About lost stories... I was so DAMN proud today because I tell stories of my great-grandparents and grandparents to my sons as a way to keep these wonderful people alive and real. Today, I started a story, and my son said, "Oh, yeah, this was the grandma who fell out of an apple tree when she was 60." Yes... please remember and please keep passing those stories on to your children someday. Even though she never met you, I know she'd love every freckle, crooked tooth, streaked hair, joke, and glance.

*Major spoilers*

What an interesting question, moonie... I did not actively dislike her because Lizzie didn't purposely do *anything* to generate a response. She ignored everything going on around her except when her help was needed, like when Sweet was in labor or the man from her plantation (blanking on the name) was chained without water or food (though she mostly observed others helping).

I empathized with her because of her kids, of course. She had such limited options. And she didn't seem to realize that she was completely screwed if her master died before the wife.

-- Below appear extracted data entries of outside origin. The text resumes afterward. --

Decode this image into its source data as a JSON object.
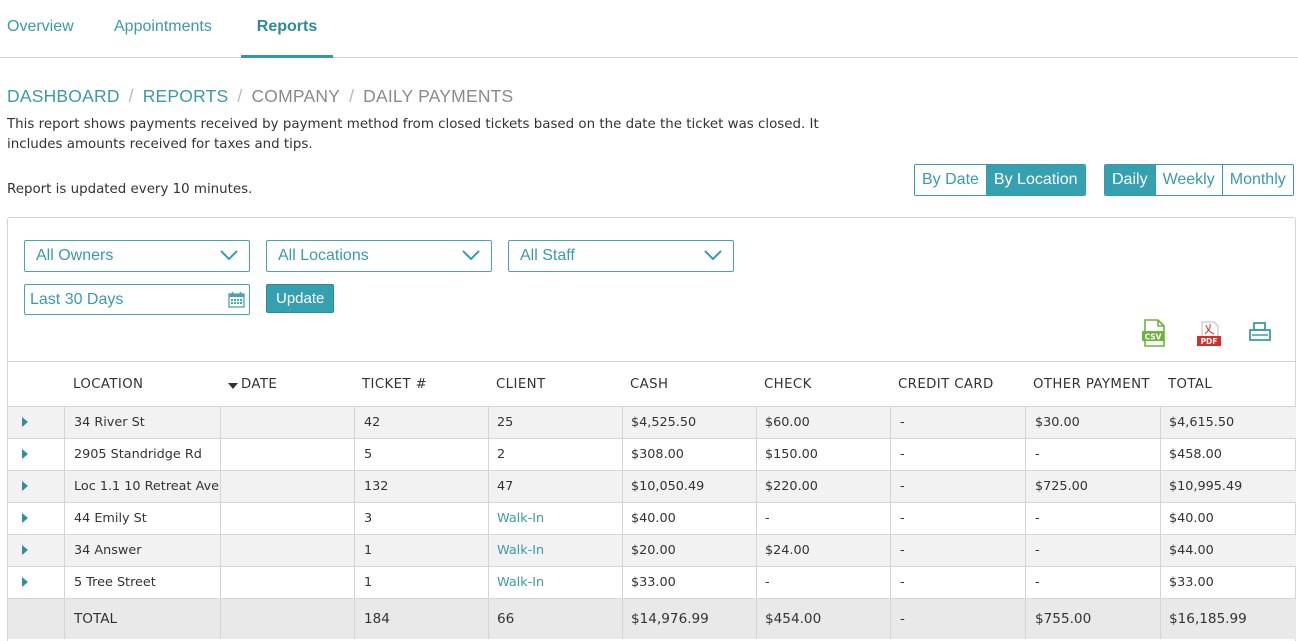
{
  "tabs": [
    {
      "label": "Overview"
    },
    {
      "label": "Appointments"
    },
    {
      "label": "Reports",
      "active": true
    }
  ],
  "breadcrumb": [
    {
      "label": "DASHBOARD"
    },
    {
      "label": "REPORTS"
    },
    {
      "label": "COMPANY"
    },
    {
      "label": "DAILY PAYMENTS"
    }
  ],
  "description": "This report shows payments received by payment method from closed tickets based on the date the ticket was closed. It includes amounts received for taxes and tips.",
  "update_note": "Report is updated every 10 minutes.",
  "group_toggle": {
    "by_date": "By Date",
    "by_location": "By Location",
    "selected": "By Location"
  },
  "period_toggle": {
    "daily": "Daily",
    "weekly": "Weekly",
    "monthly": "Monthly",
    "selected": "Daily"
  },
  "filters": {
    "owners": "All Owners",
    "locations": "All Locations",
    "staff": "All Staff",
    "date_range": "Last 30 Days",
    "update_label": "Update"
  },
  "export": {
    "csv_text": "CSV",
    "pdf_text": "PDF"
  },
  "colors": {
    "accent": "#35a0b0",
    "link": "#3a9aaa",
    "csv_icon": "#6cb33f",
    "pdf_icon": "#d32f2f"
  },
  "table": {
    "columns": {
      "location": "LOCATION",
      "date": "DATE",
      "ticket": "TICKET #",
      "client": "CLIENT",
      "cash": "CASH",
      "check": "CHECK",
      "credit_card": "CREDIT CARD",
      "other_payment": "OTHER PAYMENT",
      "total": "TOTAL"
    },
    "rows": [
      {
        "location": "34 River St",
        "date": "",
        "ticket": "42",
        "client": "25",
        "cash": "$4,525.50",
        "check": "$60.00",
        "credit_card": "-",
        "other_payment": "$30.00",
        "total": "$4,615.50"
      },
      {
        "location": "2905 Standridge Rd",
        "date": "",
        "ticket": "5",
        "client": "2",
        "cash": "$308.00",
        "check": "$150.00",
        "credit_card": "-",
        "other_payment": "-",
        "total": "$458.00"
      },
      {
        "location": "Loc 1.1 10 Retreat Ave",
        "date": "",
        "ticket": "132",
        "client": "47",
        "cash": "$10,050.49",
        "check": "$220.00",
        "credit_card": "-",
        "other_payment": "$725.00",
        "total": "$10,995.49"
      },
      {
        "location": "44 Emily St",
        "date": "",
        "ticket": "3",
        "client": "Walk-In",
        "cash": "$40.00",
        "check": "-",
        "credit_card": "-",
        "other_payment": "-",
        "total": "$40.00"
      },
      {
        "location": "34 Answer",
        "date": "",
        "ticket": "1",
        "client": "Walk-In",
        "cash": "$20.00",
        "check": "$24.00",
        "credit_card": "-",
        "other_payment": "-",
        "total": "$44.00"
      },
      {
        "location": "5 Tree Street",
        "date": "",
        "ticket": "1",
        "client": "Walk-In",
        "cash": "$33.00",
        "check": "-",
        "credit_card": "-",
        "other_payment": "-",
        "total": "$33.00"
      }
    ],
    "totals": {
      "location": "TOTAL",
      "date": "",
      "ticket": "184",
      "client": "66",
      "cash": "$14,976.99",
      "check": "$454.00",
      "credit_card": "-",
      "other_payment": "$755.00",
      "total": "$16,185.99"
    }
  }
}
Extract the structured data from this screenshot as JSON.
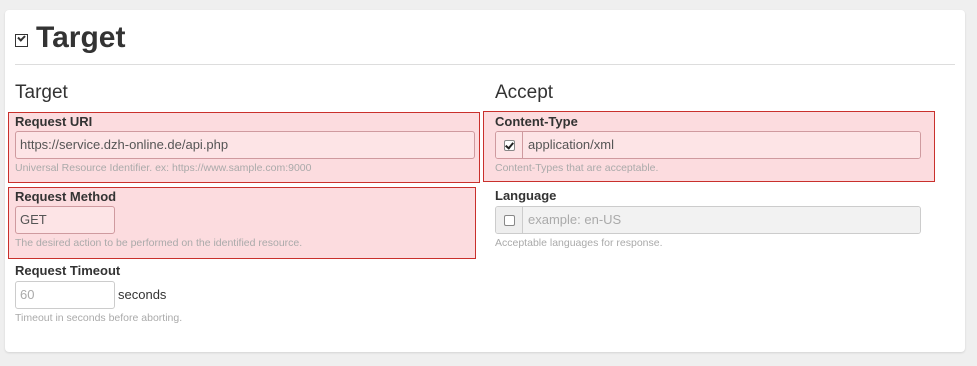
{
  "page": {
    "title": "Target"
  },
  "sections": {
    "target_heading": "Target",
    "accept_heading": "Accept"
  },
  "request_uri": {
    "label": "Request URI",
    "value": "https://service.dzh-online.de/api.php",
    "help": "Universal Resource Identifier. ex: https://www.sample.com:9000"
  },
  "request_method": {
    "label": "Request Method",
    "value": "GET",
    "help": "The desired action to be performed on the identified resource."
  },
  "request_timeout": {
    "label": "Request Timeout",
    "value": "60",
    "unit": "seconds",
    "help": "Timeout in seconds before aborting."
  },
  "content_type": {
    "label": "Content-Type",
    "checked": true,
    "value": "application/xml",
    "help": "Content-Types that are acceptable."
  },
  "language": {
    "label": "Language",
    "checked": false,
    "placeholder": "example: en-US",
    "help": "Acceptable languages for response."
  },
  "colors": {
    "error_background": "#fcdcdf",
    "error_border": "#c9302c"
  }
}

But likeable? I would not want her as a friend.

What about you? And what do you think of all of the hype comparing it to "The Help"?

moonrat said...

I agree, I found Lizzie empathetic but not likable. Good comment re: wanting her as a friend--that's very nicely put.

I haven't read The Help--perhaps I should?

Rana said...

This sounds like a great read. I'm putting it on my list. I'm black, I'm female and I'm so glad I was born in this era, and live in the United States because if I had been living during this time period I probably would not have lived long because of my attitude.